Pope Francis delivered a plea for peace in his first Easter Sunday message to the world, decrying seemingly endless conflict in the Middle East, Africa and the Korean peninsula.

In his first celebrating Mass on the most important day in the Church's calendar, he prayed along with more than 250,000 people in flower-bedecked St Peter's Square.

Francis shared in his flock's exuberance as the crowd celebrated Christianity's core belief that Jesus Christ rose from the dead following crucifixion.

After Mass, he stepped aboard the Popemobile for a cheerful spin through the joyous crowd, kissing babies and patting children on the head.

One admirer of both the Pope and of his favourite football team, Argentina's Saints of San Lorenzo, insisted Francis take a team jersey he was waving at the pontiff. A delighted Francis obliged, briefly holding up the shirt, and the crowd roared in approval.

Francis has repeatedly put concern for the poor and suffering at the centre of his messages, and pursued his promotion of the causes of peace and social justice in the Easter speech delivered from the central balcony of St Peter's Basilica, from which he was introduced to the world as the first Latin American Pope on March 13, shortly after his election.

He said he was joyfully aiming his Easter greetings, at "every house and every family, especially where the suffering is greatest, in hospitals, in prisons".

Francis prayed Jesus would inspire people to "change hatred into love, vengeance into forgiveness, war into peace".

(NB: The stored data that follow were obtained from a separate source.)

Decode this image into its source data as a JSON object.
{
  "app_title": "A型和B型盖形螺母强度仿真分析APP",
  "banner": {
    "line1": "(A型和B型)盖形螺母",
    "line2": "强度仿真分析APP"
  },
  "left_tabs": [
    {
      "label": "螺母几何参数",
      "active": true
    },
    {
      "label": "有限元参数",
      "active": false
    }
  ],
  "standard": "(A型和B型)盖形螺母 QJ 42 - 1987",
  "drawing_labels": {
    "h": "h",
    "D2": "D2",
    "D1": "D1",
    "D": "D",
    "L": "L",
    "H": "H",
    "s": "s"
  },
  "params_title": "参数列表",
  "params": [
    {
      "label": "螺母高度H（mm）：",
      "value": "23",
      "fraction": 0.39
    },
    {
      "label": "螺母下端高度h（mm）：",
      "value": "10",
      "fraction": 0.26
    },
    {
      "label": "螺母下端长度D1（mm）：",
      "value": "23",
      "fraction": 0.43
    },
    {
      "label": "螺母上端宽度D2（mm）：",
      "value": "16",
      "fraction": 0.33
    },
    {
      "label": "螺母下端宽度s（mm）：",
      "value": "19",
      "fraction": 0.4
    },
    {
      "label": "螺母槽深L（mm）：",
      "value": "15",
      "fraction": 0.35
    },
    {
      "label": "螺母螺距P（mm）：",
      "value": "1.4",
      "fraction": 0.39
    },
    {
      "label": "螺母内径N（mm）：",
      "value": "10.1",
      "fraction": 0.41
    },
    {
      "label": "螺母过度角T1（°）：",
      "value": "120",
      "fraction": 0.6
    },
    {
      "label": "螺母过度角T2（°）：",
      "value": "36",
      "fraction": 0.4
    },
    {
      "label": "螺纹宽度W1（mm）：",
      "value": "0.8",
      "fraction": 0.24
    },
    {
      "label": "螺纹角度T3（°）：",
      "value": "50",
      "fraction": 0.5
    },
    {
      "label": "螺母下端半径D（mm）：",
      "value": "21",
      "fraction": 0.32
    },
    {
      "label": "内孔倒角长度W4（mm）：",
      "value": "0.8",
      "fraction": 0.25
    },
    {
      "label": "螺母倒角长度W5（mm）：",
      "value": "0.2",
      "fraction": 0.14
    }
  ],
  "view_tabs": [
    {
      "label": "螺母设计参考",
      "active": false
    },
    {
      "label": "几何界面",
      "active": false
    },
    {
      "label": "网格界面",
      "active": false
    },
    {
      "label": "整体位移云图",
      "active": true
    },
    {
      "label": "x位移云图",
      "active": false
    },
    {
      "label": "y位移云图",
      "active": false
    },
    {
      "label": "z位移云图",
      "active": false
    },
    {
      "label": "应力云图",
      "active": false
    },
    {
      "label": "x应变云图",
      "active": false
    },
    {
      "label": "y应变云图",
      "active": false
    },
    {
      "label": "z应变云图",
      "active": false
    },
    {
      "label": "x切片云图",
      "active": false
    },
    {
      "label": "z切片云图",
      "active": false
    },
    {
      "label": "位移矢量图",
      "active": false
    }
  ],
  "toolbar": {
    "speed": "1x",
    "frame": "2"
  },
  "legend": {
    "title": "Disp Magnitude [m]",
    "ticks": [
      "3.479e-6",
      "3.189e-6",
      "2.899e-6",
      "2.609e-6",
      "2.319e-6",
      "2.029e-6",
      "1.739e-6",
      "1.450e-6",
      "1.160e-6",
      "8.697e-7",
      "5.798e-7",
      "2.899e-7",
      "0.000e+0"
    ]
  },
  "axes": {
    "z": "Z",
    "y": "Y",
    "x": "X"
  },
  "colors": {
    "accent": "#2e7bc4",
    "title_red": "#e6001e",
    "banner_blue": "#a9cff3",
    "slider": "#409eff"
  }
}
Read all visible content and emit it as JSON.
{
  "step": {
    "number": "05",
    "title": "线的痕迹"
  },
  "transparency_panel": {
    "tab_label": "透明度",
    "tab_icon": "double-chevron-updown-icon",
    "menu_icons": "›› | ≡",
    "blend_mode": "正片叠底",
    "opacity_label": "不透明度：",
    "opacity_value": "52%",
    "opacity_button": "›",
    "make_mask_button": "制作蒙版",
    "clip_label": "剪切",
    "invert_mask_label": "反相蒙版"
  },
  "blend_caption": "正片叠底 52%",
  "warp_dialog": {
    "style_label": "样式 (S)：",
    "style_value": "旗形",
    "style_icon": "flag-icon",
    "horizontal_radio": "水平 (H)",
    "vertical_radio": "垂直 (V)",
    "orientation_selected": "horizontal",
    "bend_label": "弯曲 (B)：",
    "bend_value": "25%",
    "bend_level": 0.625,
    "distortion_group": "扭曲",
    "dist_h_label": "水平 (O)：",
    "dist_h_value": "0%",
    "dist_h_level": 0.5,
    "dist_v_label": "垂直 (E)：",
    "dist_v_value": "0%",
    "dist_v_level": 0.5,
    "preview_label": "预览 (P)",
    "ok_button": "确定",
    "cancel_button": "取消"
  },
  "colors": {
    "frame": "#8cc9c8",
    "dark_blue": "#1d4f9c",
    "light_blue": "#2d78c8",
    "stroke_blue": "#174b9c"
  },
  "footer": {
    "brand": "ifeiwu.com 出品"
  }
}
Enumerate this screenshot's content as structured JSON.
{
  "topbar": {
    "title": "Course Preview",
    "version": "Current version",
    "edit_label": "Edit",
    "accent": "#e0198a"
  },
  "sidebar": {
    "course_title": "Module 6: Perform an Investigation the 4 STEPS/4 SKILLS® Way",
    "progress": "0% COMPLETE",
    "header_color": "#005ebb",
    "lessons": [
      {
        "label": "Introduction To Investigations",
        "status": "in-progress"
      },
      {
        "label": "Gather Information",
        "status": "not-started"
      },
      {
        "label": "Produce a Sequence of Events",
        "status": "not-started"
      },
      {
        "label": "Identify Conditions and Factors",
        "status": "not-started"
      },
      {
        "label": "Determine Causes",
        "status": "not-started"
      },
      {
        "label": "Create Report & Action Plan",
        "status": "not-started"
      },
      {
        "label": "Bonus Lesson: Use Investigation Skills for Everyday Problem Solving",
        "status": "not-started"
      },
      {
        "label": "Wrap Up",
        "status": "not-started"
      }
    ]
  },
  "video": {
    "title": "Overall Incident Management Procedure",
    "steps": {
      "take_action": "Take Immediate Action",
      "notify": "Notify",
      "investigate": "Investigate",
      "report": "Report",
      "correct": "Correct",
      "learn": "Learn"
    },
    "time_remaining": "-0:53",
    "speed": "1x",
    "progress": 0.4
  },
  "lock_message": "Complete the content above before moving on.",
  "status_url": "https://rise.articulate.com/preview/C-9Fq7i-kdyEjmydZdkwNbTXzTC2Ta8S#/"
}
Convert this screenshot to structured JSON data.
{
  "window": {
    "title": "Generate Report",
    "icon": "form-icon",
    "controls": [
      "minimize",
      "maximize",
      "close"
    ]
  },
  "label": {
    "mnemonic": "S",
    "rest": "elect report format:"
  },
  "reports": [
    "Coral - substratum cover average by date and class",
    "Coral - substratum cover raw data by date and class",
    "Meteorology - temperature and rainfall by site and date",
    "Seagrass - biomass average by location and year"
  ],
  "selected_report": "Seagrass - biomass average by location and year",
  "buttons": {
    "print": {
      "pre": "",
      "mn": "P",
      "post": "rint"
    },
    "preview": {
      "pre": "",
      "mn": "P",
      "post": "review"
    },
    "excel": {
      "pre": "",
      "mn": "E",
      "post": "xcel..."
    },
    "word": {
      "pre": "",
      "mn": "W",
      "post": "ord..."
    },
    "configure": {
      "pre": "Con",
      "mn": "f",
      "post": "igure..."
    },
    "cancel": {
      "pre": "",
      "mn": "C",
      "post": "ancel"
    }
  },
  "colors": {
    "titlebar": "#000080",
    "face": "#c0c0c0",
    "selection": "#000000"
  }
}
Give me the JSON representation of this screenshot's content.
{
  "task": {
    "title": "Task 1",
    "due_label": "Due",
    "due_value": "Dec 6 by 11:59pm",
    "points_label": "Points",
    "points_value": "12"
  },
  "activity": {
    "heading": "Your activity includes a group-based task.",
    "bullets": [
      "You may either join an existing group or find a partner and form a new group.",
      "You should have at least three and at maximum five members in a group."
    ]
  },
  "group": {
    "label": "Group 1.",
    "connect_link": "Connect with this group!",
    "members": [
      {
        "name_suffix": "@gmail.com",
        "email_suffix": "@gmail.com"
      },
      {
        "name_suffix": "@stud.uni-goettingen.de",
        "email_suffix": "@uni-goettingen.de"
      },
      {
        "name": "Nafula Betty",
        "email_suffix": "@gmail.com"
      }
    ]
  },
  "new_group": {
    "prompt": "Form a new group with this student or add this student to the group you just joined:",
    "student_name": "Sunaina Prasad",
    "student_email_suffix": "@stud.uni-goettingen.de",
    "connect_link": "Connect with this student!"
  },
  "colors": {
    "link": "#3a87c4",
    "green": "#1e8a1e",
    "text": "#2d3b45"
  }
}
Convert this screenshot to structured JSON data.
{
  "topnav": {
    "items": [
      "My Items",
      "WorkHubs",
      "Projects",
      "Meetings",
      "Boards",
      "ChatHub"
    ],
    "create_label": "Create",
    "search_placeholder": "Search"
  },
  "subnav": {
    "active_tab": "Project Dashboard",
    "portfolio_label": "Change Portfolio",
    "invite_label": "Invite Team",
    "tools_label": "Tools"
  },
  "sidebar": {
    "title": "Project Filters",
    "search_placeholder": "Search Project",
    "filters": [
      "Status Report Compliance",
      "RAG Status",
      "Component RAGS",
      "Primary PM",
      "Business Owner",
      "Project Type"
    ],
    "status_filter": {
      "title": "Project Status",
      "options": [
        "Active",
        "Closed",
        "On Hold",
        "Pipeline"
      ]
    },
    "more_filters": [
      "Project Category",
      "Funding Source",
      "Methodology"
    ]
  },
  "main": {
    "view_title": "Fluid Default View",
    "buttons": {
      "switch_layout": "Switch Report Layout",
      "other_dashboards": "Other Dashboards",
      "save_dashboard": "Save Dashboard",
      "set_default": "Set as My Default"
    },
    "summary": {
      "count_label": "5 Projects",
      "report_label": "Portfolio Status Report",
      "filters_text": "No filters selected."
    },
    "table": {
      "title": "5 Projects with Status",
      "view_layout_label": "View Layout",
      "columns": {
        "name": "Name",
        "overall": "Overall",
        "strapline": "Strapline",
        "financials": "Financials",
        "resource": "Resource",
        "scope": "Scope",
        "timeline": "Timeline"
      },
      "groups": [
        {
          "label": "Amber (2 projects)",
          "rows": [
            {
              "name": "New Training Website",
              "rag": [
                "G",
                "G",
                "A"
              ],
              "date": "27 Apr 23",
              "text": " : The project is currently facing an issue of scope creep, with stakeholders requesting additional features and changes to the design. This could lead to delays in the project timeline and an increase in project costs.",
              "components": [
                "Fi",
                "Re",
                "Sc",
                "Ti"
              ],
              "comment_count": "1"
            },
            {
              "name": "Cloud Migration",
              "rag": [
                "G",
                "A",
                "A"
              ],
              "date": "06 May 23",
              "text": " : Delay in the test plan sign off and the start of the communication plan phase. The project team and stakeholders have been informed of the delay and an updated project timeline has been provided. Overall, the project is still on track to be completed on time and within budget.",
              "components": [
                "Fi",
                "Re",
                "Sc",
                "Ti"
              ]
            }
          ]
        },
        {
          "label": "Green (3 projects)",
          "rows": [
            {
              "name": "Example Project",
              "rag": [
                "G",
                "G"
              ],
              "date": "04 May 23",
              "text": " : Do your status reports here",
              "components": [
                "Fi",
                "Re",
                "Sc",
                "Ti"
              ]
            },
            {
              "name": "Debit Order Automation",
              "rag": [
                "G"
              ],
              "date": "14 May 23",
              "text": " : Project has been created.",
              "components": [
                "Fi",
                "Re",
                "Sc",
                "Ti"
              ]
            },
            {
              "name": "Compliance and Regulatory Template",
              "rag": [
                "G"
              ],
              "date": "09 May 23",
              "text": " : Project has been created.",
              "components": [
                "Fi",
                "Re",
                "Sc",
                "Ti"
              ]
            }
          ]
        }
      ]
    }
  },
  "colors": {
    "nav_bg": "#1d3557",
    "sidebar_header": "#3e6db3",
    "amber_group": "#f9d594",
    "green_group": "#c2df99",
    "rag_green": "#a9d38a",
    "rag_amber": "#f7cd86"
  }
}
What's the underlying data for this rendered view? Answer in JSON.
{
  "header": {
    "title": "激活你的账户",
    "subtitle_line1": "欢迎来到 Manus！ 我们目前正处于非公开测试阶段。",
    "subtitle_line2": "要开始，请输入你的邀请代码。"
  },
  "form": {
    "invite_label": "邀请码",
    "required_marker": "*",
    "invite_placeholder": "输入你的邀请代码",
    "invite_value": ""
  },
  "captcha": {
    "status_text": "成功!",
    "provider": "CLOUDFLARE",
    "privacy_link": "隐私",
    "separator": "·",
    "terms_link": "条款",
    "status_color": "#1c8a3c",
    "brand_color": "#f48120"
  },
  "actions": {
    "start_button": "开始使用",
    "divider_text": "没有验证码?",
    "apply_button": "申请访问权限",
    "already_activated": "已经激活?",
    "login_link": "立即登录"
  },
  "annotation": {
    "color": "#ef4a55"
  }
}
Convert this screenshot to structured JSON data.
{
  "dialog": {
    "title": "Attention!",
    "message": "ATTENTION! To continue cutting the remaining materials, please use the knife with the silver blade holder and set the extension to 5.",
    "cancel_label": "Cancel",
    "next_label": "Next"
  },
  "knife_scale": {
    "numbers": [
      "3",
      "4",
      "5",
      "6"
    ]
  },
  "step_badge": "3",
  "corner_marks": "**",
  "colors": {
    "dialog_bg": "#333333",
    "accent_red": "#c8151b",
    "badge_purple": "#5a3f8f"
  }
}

In his softly and slowly-pronounced speech, Francis defined Easter as an "exodus, the passage of human beings from slavery to sin and evil to the freedom of love and goodness".

As popes before him have, he urged Israelis and Palestinians, who "struggle to find the road of agreement" to find the courage to resume peace talks and end a conflict that "has lasted all too long".

And, in reflecting on the two-year-old Syrian crisis, Francis asked: "How much suffering must there still be before a political solution can be found?"

The Pope also expressed the desire for a spirit of reconciliation on the Korean peninsula, where North Korea says it has entered a state of war with South Korea.

He also decried violence in Africa, where he singled out for condemnation terrorists' hostage-taking, as well as strife in Mali and warfare in the Democratic Republic of Congo and in the Central African Republic, which have driven people from their homes.

The first pontiff to come from the Jesuits, an order with special concern for the poor, and the first Pope to name himself after St Francis, a medieval figure who renounced wealth to preach to the down-and-out, Francis lamented that the world is "still divided by greed looking for easy gain, wounded by the selfishness which threats human life and the family, selfishness that continues in human trafficking, the most extensive form of slavery in this 21st century".

Earlier, Francis celebrated Mass on the esplanade in front of the basilica. He frequently bowed his head as if in silent reflection.

While Francis has just begun to make his mark on the Church, he has made it plain he has no desire to embrace much of the pomp customarily associated with the office, declining ornate outfits and only accepting a red stole when it was time to give the crowd his solemn blessing.